The Anemoi are the four directional wind gods of Greek mythology: Boreas (north), Notus (south), Eurus (east), and Zephyrus (west). They are sons of Astraeus, god of dusk, and Eos, goddess of dawn, and they answer to Aeolus, the keeper of the winds.
Who is the strongest of the Anemoi?
Boreas, the cold north wind, is generally regarded as the most powerful of the four winds. He brings winter storms, frost, and the bitter weather that closed down ancient sailing seasons. Greek tradition credits him with destroying part of the Persian fleet in 480 BCE.
What is the story of Aeolus and the bag of winds?
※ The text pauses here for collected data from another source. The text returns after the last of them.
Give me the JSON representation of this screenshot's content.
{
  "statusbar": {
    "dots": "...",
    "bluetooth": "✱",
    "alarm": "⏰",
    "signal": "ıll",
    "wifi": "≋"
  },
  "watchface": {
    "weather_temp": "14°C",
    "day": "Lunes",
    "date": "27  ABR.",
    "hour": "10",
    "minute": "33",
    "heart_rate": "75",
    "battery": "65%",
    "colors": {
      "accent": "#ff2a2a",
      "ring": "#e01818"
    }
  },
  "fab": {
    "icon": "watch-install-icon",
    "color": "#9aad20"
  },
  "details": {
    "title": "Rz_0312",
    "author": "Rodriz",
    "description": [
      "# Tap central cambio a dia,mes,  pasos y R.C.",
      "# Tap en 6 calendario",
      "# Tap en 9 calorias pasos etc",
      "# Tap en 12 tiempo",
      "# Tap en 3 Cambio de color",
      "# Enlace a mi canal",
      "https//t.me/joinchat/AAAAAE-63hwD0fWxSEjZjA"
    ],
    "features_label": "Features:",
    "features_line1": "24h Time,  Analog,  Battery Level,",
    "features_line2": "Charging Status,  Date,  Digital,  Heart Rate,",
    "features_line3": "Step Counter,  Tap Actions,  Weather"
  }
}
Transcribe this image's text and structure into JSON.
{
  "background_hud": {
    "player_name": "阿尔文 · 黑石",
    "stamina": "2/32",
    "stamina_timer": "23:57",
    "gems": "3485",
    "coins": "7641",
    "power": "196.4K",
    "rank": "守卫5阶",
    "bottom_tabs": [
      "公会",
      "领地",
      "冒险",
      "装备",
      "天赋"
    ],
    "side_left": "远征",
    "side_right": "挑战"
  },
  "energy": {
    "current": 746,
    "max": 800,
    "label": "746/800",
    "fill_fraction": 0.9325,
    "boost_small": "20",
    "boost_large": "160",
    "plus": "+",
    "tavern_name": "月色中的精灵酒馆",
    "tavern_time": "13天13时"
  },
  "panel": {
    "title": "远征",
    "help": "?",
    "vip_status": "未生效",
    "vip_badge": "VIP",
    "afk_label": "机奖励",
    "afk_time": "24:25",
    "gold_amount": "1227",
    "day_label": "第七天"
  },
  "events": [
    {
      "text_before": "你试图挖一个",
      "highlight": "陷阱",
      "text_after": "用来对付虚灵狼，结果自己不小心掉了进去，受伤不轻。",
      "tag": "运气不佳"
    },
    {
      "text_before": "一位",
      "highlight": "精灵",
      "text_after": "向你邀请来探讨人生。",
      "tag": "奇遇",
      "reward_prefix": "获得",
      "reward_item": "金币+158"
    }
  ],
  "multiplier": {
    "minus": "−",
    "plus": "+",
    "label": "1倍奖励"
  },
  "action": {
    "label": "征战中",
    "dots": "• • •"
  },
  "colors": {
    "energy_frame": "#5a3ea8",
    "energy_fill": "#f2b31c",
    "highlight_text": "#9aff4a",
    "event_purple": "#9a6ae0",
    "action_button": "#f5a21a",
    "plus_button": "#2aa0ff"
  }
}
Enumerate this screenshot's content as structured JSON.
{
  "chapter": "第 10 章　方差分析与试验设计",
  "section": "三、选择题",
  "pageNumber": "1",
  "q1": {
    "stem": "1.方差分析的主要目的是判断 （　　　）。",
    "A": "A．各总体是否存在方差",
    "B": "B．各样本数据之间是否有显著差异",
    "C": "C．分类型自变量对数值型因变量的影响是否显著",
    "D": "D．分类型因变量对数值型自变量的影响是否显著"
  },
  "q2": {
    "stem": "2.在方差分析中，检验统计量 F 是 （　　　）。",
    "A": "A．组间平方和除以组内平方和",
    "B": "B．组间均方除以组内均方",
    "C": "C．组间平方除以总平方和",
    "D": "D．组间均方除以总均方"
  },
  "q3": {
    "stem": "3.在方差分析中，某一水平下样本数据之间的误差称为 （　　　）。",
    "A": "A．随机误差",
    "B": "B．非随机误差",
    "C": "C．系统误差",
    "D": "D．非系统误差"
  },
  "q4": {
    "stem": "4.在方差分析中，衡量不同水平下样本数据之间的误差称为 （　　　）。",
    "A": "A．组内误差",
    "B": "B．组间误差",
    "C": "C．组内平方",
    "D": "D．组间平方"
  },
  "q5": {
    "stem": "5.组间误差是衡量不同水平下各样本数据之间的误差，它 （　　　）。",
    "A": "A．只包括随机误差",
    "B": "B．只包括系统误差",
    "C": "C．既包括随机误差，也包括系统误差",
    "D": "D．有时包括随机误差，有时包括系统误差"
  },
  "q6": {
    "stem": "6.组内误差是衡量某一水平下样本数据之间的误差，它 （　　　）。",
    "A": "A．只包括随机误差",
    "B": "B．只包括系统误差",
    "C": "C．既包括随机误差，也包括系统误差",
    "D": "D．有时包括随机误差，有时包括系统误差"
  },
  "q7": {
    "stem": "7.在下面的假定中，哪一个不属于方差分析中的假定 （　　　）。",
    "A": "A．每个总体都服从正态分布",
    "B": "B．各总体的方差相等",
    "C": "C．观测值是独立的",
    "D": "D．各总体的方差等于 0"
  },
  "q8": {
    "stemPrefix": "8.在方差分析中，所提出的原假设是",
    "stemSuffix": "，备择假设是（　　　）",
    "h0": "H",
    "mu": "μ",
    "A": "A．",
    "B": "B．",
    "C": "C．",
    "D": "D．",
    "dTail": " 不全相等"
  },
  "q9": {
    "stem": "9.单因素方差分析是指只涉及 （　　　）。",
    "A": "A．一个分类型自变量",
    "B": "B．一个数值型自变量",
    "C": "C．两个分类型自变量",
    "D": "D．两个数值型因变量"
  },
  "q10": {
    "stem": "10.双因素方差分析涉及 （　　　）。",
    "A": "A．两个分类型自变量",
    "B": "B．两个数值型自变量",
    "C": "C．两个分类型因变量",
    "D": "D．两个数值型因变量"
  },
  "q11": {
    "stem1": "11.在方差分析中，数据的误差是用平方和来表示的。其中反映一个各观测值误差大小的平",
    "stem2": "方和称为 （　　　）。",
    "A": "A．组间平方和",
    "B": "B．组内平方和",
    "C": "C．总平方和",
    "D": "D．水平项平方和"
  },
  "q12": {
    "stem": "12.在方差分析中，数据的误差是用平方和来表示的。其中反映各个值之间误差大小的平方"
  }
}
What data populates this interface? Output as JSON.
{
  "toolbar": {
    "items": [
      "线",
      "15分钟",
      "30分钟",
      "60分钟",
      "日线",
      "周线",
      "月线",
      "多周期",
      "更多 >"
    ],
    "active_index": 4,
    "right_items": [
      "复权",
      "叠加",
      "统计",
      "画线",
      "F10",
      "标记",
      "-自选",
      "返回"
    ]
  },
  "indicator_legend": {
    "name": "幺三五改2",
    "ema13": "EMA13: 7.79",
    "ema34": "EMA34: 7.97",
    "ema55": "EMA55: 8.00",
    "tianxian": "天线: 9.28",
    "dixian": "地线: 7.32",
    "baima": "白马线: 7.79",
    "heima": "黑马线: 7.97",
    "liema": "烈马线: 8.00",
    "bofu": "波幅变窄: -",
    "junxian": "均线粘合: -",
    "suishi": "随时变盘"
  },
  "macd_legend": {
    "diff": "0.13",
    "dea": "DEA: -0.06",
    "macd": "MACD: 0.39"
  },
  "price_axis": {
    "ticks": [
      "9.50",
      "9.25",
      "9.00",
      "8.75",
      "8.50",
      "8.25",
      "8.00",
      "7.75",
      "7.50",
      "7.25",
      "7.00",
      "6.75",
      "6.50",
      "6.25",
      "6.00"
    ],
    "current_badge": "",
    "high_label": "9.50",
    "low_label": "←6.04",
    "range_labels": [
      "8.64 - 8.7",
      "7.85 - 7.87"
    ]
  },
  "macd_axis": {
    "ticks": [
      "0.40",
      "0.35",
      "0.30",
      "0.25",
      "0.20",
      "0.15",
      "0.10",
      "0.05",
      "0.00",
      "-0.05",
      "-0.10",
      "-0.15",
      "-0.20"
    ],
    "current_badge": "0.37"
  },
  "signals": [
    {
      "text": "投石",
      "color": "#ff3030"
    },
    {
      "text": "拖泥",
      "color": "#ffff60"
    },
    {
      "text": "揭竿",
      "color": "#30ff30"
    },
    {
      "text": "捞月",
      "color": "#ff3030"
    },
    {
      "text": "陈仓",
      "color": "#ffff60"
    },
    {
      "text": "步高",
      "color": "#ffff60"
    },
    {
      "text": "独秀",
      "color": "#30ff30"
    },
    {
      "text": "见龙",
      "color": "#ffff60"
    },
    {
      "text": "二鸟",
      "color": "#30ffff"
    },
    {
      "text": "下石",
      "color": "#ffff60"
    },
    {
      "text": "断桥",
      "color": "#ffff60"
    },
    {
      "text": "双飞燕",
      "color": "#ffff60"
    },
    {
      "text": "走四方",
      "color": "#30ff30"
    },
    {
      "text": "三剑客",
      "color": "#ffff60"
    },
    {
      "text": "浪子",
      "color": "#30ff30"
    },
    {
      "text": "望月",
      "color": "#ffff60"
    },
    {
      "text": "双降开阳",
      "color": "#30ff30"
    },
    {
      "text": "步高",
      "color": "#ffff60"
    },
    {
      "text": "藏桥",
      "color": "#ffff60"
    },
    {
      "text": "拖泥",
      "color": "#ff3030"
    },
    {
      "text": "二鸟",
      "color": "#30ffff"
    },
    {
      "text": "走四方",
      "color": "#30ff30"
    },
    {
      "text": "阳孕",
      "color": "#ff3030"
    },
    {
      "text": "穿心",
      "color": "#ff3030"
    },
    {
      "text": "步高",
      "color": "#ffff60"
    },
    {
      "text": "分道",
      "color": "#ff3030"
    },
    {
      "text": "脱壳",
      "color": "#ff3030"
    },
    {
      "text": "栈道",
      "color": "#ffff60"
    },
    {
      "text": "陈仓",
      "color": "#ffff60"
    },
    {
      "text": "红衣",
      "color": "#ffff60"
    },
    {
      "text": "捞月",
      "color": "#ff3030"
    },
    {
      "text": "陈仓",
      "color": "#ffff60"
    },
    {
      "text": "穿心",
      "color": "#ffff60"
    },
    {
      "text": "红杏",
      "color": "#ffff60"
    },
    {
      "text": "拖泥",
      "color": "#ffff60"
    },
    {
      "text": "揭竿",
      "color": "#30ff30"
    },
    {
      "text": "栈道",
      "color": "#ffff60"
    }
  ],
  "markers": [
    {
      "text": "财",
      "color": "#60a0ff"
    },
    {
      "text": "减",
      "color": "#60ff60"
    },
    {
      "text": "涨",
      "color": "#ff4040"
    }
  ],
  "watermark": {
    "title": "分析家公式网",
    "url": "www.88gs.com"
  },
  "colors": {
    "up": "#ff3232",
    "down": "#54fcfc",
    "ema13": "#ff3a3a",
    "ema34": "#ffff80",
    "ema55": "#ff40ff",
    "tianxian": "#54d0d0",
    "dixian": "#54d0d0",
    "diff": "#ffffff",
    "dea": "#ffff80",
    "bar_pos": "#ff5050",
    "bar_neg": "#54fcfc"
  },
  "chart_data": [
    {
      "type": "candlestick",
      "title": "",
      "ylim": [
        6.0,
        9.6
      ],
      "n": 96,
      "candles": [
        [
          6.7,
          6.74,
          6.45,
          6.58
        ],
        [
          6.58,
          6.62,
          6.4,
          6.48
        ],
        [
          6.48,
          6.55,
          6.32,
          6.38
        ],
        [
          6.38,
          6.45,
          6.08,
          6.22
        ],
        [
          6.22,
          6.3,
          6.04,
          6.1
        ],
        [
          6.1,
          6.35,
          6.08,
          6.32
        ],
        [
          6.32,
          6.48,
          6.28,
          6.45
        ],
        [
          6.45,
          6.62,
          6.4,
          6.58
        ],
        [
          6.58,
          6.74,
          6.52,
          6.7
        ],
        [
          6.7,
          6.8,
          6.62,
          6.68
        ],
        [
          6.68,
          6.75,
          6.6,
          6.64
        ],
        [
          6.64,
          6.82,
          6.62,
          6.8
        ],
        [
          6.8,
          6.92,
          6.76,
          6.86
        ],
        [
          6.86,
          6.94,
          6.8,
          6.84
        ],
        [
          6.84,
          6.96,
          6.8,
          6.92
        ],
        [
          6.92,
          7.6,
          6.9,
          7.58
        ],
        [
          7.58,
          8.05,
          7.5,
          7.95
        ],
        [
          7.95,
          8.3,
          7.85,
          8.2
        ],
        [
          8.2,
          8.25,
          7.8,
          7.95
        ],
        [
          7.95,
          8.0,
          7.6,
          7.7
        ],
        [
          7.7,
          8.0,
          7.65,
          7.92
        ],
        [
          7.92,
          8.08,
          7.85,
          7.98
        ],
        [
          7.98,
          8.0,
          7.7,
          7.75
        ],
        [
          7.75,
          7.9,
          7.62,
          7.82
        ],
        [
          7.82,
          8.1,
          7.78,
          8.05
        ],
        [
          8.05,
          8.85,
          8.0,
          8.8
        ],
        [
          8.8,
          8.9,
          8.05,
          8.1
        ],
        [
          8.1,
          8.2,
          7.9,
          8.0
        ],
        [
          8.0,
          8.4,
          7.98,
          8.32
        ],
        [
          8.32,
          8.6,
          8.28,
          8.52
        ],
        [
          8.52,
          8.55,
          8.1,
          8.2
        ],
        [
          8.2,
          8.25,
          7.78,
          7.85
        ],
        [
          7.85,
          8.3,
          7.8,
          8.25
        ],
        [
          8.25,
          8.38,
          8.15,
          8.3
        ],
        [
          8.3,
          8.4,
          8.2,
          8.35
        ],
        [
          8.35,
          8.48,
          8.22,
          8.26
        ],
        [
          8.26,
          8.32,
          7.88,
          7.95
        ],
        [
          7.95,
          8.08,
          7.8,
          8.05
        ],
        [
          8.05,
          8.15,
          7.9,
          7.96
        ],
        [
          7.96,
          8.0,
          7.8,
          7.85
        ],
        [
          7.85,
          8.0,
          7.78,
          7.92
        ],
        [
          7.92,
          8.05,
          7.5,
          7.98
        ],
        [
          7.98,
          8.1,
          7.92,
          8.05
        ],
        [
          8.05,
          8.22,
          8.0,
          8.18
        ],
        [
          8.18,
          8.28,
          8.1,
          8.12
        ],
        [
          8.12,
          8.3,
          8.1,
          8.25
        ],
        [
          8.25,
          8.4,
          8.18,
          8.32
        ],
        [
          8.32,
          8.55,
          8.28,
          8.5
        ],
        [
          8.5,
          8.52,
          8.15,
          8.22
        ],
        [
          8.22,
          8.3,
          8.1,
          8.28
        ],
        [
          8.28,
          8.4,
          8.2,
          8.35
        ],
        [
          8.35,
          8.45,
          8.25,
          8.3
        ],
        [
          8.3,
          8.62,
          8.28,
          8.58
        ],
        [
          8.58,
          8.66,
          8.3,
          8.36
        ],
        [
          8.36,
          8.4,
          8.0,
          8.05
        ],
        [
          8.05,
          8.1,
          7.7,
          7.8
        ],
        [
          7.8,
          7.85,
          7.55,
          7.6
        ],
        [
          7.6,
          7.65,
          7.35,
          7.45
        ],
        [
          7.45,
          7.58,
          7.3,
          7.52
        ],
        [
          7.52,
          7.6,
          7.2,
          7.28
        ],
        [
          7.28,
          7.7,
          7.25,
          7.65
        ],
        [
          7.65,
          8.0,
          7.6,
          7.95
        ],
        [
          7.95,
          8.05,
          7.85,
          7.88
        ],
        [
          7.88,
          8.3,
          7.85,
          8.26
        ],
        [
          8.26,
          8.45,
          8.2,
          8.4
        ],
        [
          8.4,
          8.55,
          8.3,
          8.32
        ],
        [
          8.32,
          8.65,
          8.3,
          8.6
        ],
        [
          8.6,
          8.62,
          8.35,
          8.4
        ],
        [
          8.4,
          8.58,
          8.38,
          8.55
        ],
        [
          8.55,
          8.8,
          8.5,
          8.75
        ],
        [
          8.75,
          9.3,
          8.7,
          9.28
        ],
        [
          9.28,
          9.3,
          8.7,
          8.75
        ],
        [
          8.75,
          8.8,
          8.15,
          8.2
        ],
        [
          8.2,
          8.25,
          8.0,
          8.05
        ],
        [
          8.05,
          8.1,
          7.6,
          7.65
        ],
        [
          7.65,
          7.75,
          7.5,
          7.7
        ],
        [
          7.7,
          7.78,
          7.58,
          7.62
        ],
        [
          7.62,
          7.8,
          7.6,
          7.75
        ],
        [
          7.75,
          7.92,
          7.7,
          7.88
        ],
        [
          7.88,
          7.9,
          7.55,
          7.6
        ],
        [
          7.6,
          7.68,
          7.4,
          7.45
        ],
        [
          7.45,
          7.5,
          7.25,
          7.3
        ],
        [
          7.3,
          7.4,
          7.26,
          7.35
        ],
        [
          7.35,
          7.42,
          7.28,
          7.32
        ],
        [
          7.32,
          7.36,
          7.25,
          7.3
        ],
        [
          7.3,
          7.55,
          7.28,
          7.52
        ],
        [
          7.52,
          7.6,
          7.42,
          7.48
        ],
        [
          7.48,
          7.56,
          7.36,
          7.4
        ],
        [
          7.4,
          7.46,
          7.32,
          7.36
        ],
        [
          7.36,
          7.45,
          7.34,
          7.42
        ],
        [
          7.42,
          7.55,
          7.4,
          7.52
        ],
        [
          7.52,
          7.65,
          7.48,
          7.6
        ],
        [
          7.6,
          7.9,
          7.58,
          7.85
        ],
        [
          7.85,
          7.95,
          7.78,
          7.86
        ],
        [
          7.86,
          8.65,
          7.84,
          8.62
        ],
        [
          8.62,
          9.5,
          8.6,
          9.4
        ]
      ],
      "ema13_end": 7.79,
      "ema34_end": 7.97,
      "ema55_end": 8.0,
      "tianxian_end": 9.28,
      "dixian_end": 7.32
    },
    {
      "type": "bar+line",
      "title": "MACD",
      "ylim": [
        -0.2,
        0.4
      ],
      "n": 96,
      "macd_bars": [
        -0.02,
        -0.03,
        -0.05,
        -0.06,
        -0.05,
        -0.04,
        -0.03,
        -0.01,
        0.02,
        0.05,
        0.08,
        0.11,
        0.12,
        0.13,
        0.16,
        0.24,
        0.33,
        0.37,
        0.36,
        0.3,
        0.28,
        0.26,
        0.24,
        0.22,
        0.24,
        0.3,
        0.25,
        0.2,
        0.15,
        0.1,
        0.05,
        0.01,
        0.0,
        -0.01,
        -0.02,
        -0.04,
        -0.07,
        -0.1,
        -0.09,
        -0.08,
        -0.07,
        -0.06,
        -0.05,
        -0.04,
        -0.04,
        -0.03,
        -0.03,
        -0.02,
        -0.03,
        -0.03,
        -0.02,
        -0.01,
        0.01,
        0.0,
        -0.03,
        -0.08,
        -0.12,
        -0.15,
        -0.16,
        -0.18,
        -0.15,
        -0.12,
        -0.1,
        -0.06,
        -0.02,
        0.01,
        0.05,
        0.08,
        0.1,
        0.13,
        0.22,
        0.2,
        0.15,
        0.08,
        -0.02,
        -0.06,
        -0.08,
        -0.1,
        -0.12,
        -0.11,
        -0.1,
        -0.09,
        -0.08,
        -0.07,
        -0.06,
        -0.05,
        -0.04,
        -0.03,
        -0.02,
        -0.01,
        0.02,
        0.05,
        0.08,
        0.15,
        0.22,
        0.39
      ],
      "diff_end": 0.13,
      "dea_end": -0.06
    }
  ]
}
In Homer’s Odyssey, Aeolus gives Odysseus a leather bag containing all the winds except Zephyrus, which alone blows him home. Within sight of Ithaca, Odysseus falls asleep and his crew, thinking the bag holds treasure, opens it. The released winds drive the ships back to Aeolia and Odysseus’s homecoming is delayed by years.
Why is Zephyrus the most beloved of the winds?
Zephyrus is the gentle west wind associated with spring, new growth, and warm breezes. Greek and Roman poets celebrated him as the bringer of flowers and the ally of lovers. Botticelli’s painting The Birth of Venus famously depicts Zephyrus blowing Aphrodite to shore.
What is the Tower of the Winds in Athens?
The Tower of the Winds is a 1st-century BCE octagonal marble tower in the Roman Agora of Athens. Each of its eight sides carries a relief depicting a wind from that direction as a winged human figure. The tower also functioned as a sundial, water clock, and weather vane.
Are the Anemoi connected to wind gods in other cultures?
Yes, the Anemoi share the role of personified wind with deities across many traditions: the Japanese Fujin, the Hindu Vayu, the Aztec Ehecatl, the Maya Hurakan, the Slavic Stribog, and the Iroquois whirlwind spirit Dagwanoenyent. The motif of the wind bag also appears in Japanese, Inuit, and other traditions.
Why does Eurus have so few myths?
Eurus, the east wind, was regarded by the Greeks as a bringer of bad weather and ill omens, but he had no major mythological cycle of his own. His role in literature was largely functional, the wind that drove ships off course or brought unexpected storms. Not every wind needed a story to be feared.